Dead of Night

by Mary Blayney, J. D. Robb, Ruth Ryan Langan, Mary Kay McComas

Jove

Paranormal Romance: Anthology

October 30, 2007

ISBN-13: 0515143677

Available in: Paperback

Dead of Night
by Mary Blayney, J. D. Robb, Ruth Ryan Langan, Mary Kay McComas

Nora Roberts, writing as J.D. Robb, puts futuristic lieutenant Eve Dallas in a supernatural showdown with a most seductive criminal: a vampire.

An ancient coin whisks an American woman and a modern-day earl into the past—and into each other's arms—in a stirring tale from Mary Blayney.

When a city girl visits a Scottish castle in Ruth Ryan Langan's story, she is thrust into a timeless romance with a mighty Highland laird.

And Mary Kay McComas gives an unhappy wife a magic-carpet ride into an alternate reality to show her the grass isn't always greener.



Mary Blayney's Bio

I have been writing both contemporary and regency romances since 1986, though my writing began in earnest at age fourteen when I drafted a script for my favorite TV show. While my attempt never made it to the small screen, I eventually pursued writing as a career, first with contemporary romances for Silhouette and later with historicals set in the Regency period.

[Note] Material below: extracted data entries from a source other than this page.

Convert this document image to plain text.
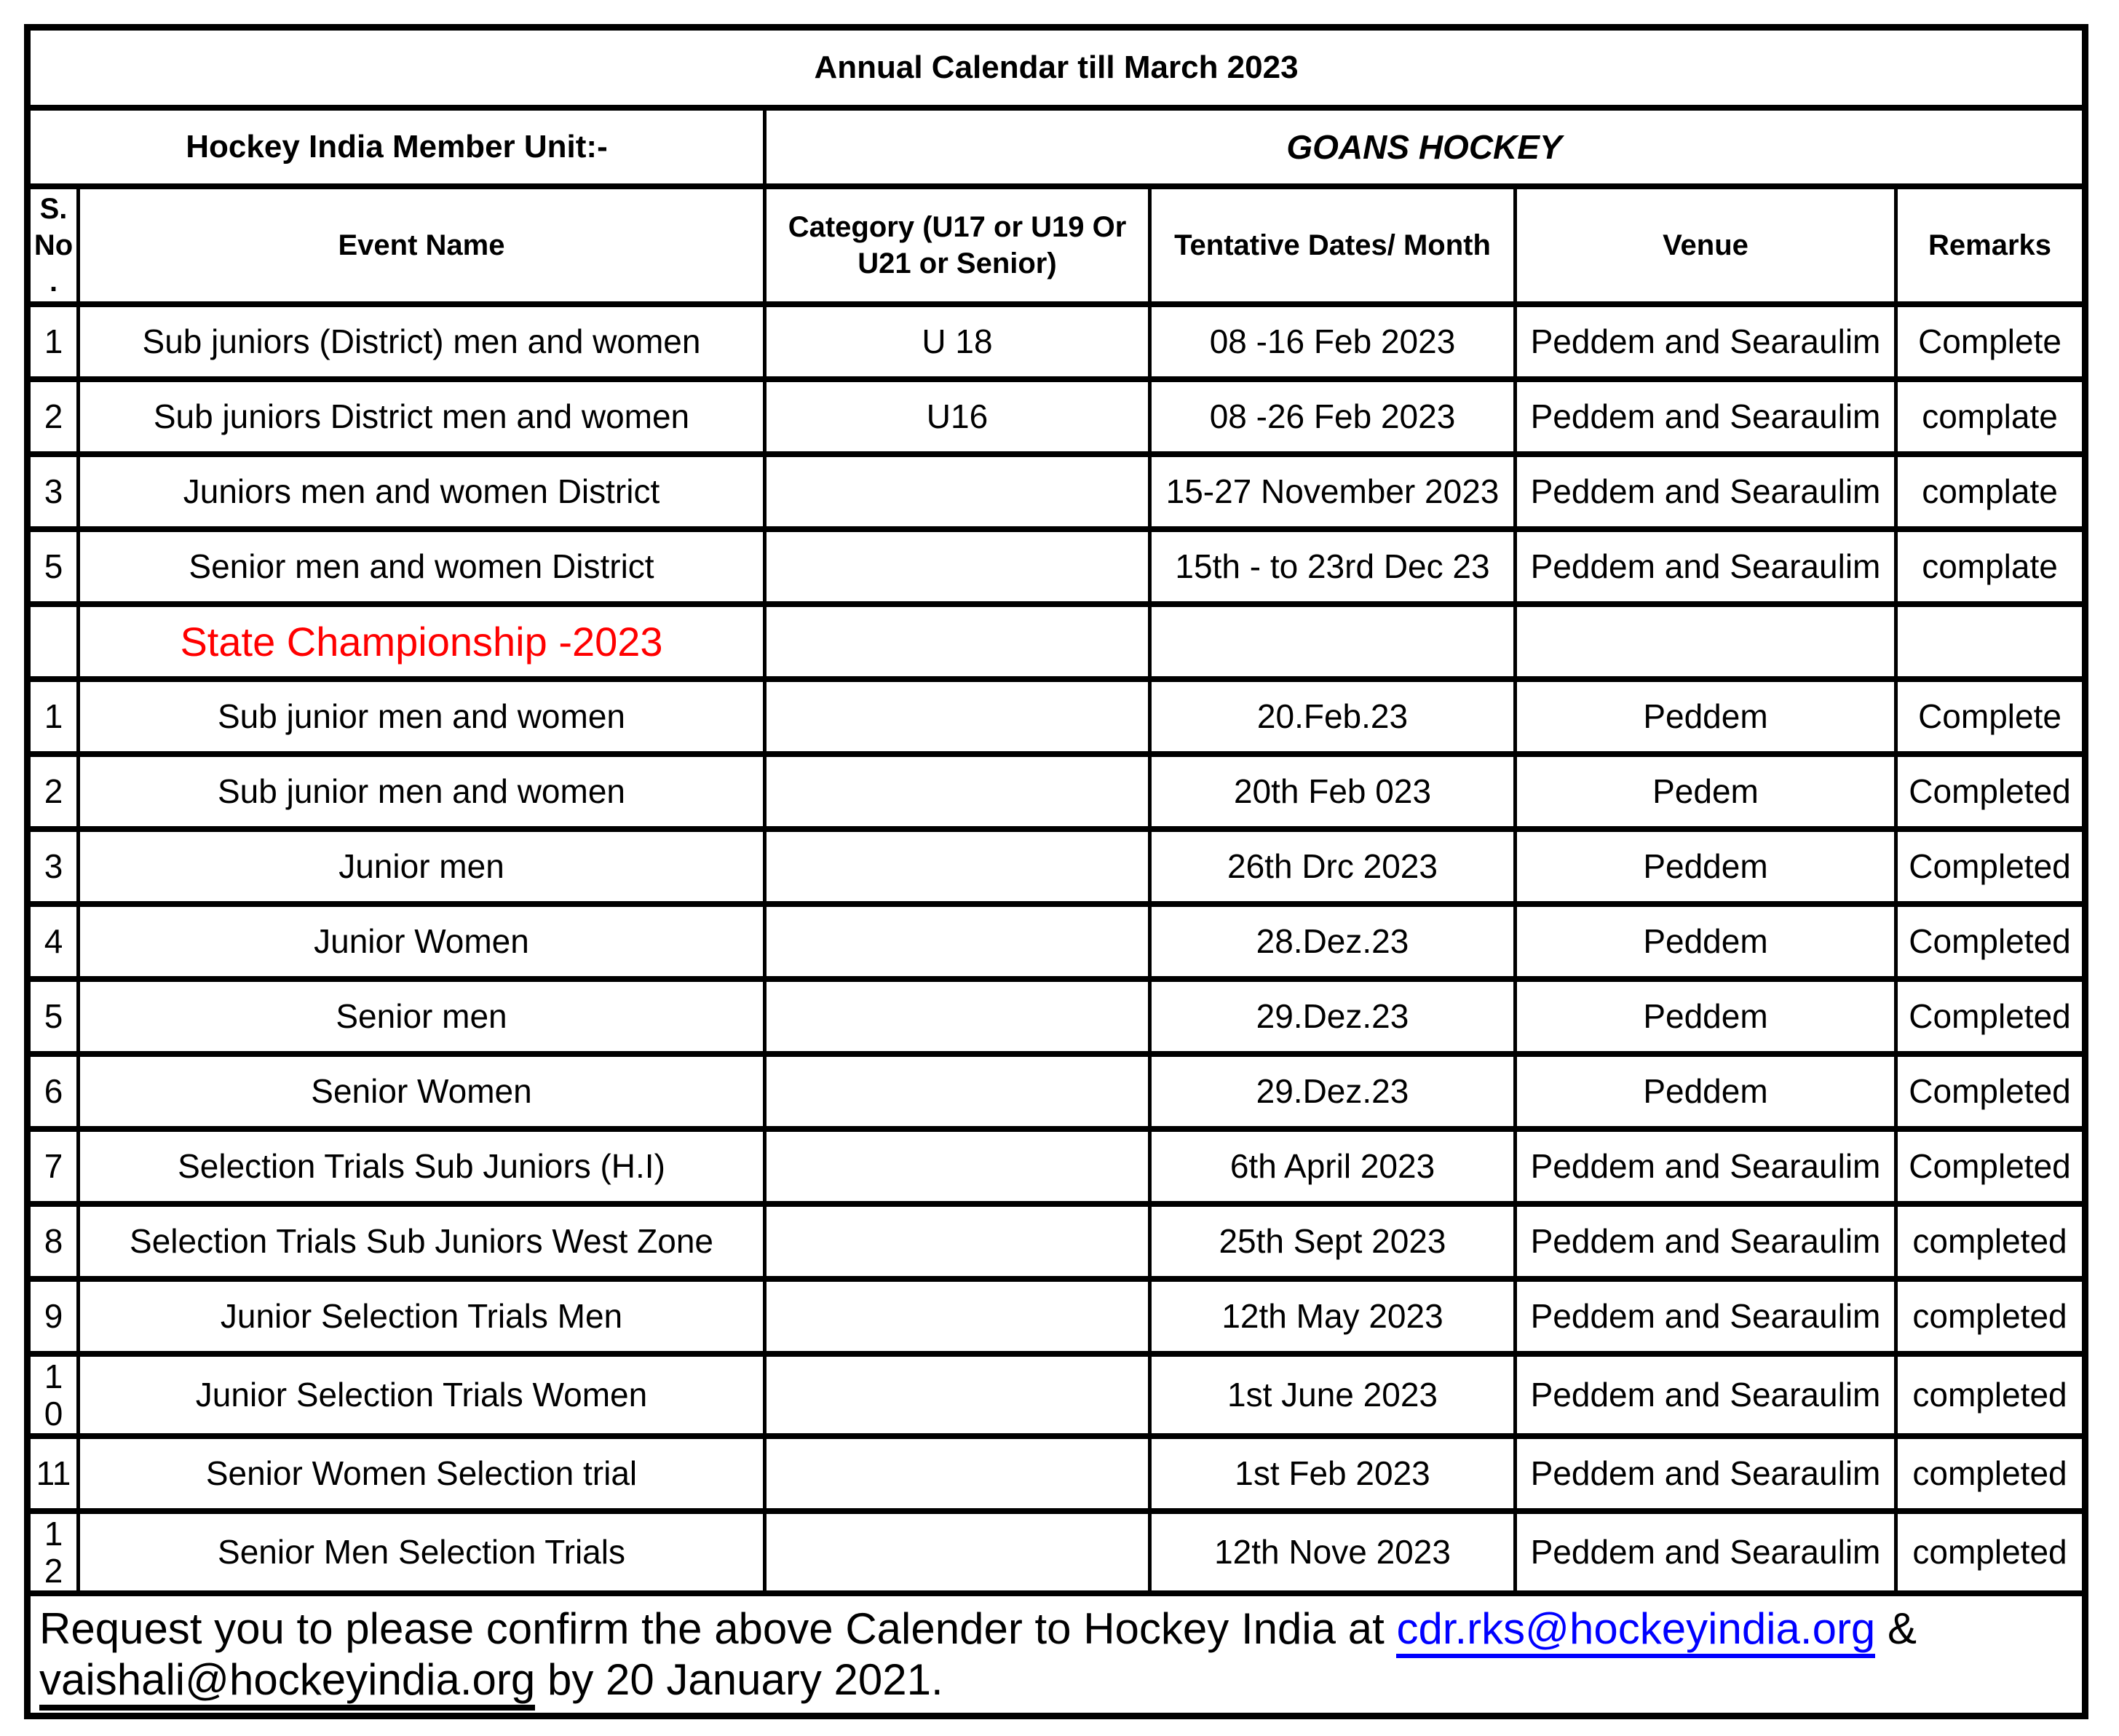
Annual Calendar till March 2023					
Hockey India Member Unit:-		GOANS HOCKEY			
S. No.	Event Name	Category (U17 or U19 Or U21 or Senior)	Tentative Dates/ Month	Venue	Remarks
1	Sub juniors (District) men and women	U 18	08 -16 Feb 2023	Peddem and Searaulim	Complete
2	Sub juniors District men and women	U16	08 -26 Feb 2023	Peddem and Searaulim	complate
3	Juniors men and women District		15-27 November 2023	Peddem and Searaulim	complate
5	Senior men and women District		15th - to 23rd Dec 23	Peddem and Searaulim	complate
	State Championship -2023				
1	Sub junior men and women		20.Feb.23	Peddem	Complete
2	Sub junior men and women		20th Feb 023	Pedem	Completed
3	Junior men		26th Drc 2023	Peddem	Completed
4	Junior Women		28.Dez.23	Peddem	Completed
5	Senior men		29.Dez.23	Peddem	Completed
6	Senior Women		29.Dez.23	Peddem	Completed
7	Selection Trials Sub Juniors (H.I)		6th April 2023	Peddem and Searaulim	Completed
8	Selection Trials Sub Juniors West Zone		25th Sept 2023	Peddem and Searaulim	completed
9	Junior Selection Trials Men		12th May 2023	Peddem and Searaulim	completed
10	Junior Selection Trials Women		1st June 2023	Peddem and Searaulim	completed
11	Senior Women Selection trial		1st Feb 2023	Peddem and Searaulim	completed
12	Senior Men Selection Trials		12th Nove 2023	Peddem and Searaulim	completed
Request you to please confirm the above Calender to Hockey India at cdr.rks@hockeyindia.org &
vaishali@hockeyindia.org by 20 January 2021.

Raised on the East Coast, my life changed dramatically when I married Paul Blayney. Within six months we moved to a Coast Guard Base in Kodiak, Alaska. It was the first time I had ever been off the east coast. Over the years we lived all over the US including San Francisco; Muskegon, Michigan; San Juan, Puerto Rico and Seattle. Paul's career gave me the opportunity to experience, in a personal way, the Coast Guard's search and rescue mission where life and death are no more than a breath apart. These events shape my belief that life is best lived with joy, love and a generous heart. Those convictions are what I most want to share with my readers. Family will always play a strong part in my books since, for me, family relationships are as fundamental as the love between a man and a woman.

Always interested in books about relationships, I chose romance when I began writing because it was one of the few literary forms that welcomed a happy ending. Times have changed and many romance writers have moved on to other genres taking the happy ending with them. As for my plans, I still have dozens of stories to tell in the historical romance genre and anticipate writing Regency-set stories for years to come.